Esta relativa fortaleza no fue muy difícil quebrar. En los últimos años se han visto casos emblemáticos que muestran de manera fehaciente que la orden superior y el tráfico de influencia podían impulsar decisiones y acciones escondidas detrás de dictámenes y expedientes cuidadosamente preparados o de argumentos falaces, ya que no se sostenían en la evidencia empírica. O simplemente se cajoneaban o se fingía no ver la irregularidad.
Así, obras como el metrobús pasaron por múltiples oficinas gubernamentales siendo aprobadas en todas a pesar de que el proyecto presentaba fallas estructurales desde el inicio y que constituía un riesgo fiscal. Innumerables contrataciones públicas se aprueban y ejecutan sin contar con las justificaciones necesarias para garantizar eficiencia y economía. Lejos estamos de garantizar el cumplimiento de los contratos en cuanto a la calidad de las obras y servicios.
Mayor gravedad reviste el ámbito relacionado con el lavado de activos, el narcotráfico, los flujos financieros ilícitos. Paraguay sale de las listas grises solo temporal y condicionalmente, siempre con el riesgo de volver a entrar. En todos estos años no hemos podido construir una trayectoria firme hacia la reducción del contrabando y de la evasión y elusión tributaria.
Muchas entidades fundamentales para garantizar la seguridad jurídica en el ámbito económico siempre fueron de dudosa integridad, como la Aduana o las autoridades con competencia en el control de las fronteras.
Ni hablar del rol del sistema judicial en la penalización de los delitos económicos. Frente a la corrupción imperante, casi no hay casos castigados y menos aún la recuperación de los recursos malhabidos. La impunidad se convierte así en la madre de los delitos económicos.
A los históricos sectores que influían a su favor en las decisiones económicas internas, en los últimos años se han incorporado las presiones vinculadas al narcotráfico y los flujos financieros ilícitos, impidiendo que Paraguay se ubique entre los países que implementan las medidas mínimas exigidas para la reducción de los delitos económicos globales.
Así, la fortaleza de la institucionalidad económica está encaminada a convertirse en un mito que en algún momento fue una ilusión originada en un umbral ciudadano sumamente bajo.
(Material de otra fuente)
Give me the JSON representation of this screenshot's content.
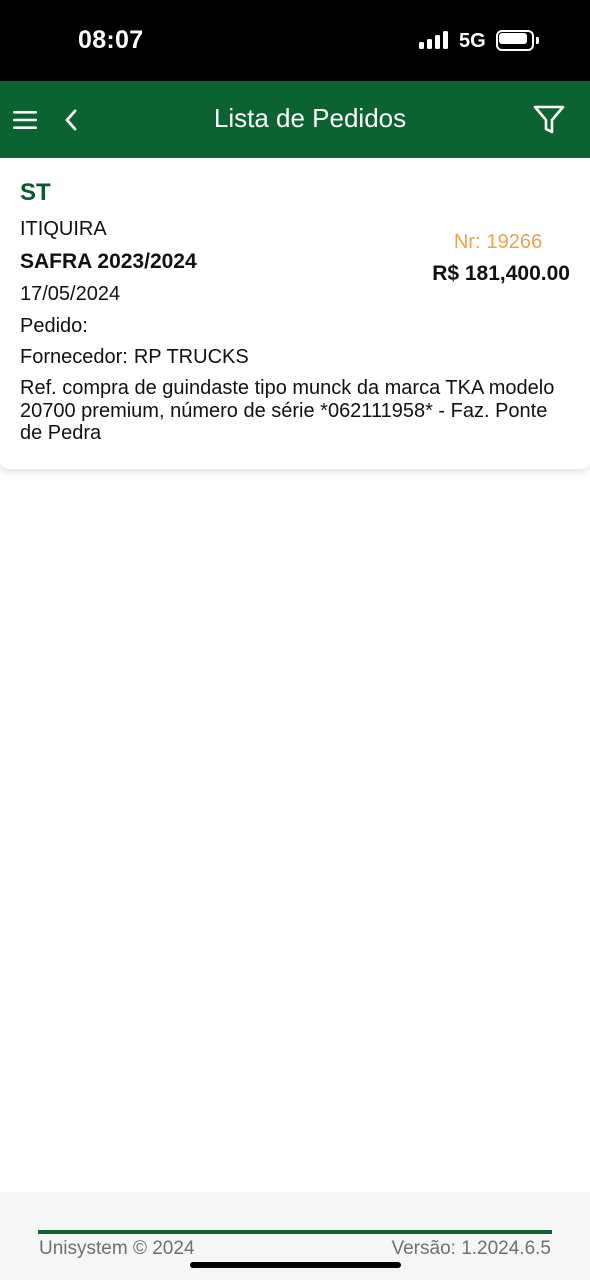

Hoy, probablemente, gracias a los medios de comunicación masificados y los mecanismos de transparencia la evidencia es más clara y se debaten públicamente fenómenos como el tráfico de influencia, los conflictos de interés, la puerta giratoria, los sobrecostos, el prevaricato o el abuso de poder.
No es una casualidad la percepción ciudadana sobre la corrupción o la desigualdad que pone al Paraguay entre los primeros países del mundo en las encuestas. Tampoco es casualidad que en la realidad nuestros indicadores muestren la persistencia de profundas brechas económicas, a pesar del buen desempeño macroeconómico. Estos son resultados de una histórica ausencia de instituciones económicas que pongan al bien común por encima de los intereses particulares.
La concentración del poder económico y del poder político no solo impide que los beneficios del crecimiento económico lleguen a todos, sino que profundizan las desigualdades, ya que quienes concentran recursos económicos también tienen la capacidad de torcer las regulaciones y decisiones a su favor.
Las autoridades económicas actuales deben tomar nota de la situación en la que van a dejar sus cargos, ya que todos son temporales y deberán rendir cuenta no solo de su gestión formal, sino también de su ética y de su compromiso con el país. La sociedad recordará sus decisiones y tarde o temprano deberán enfrentarse a ella.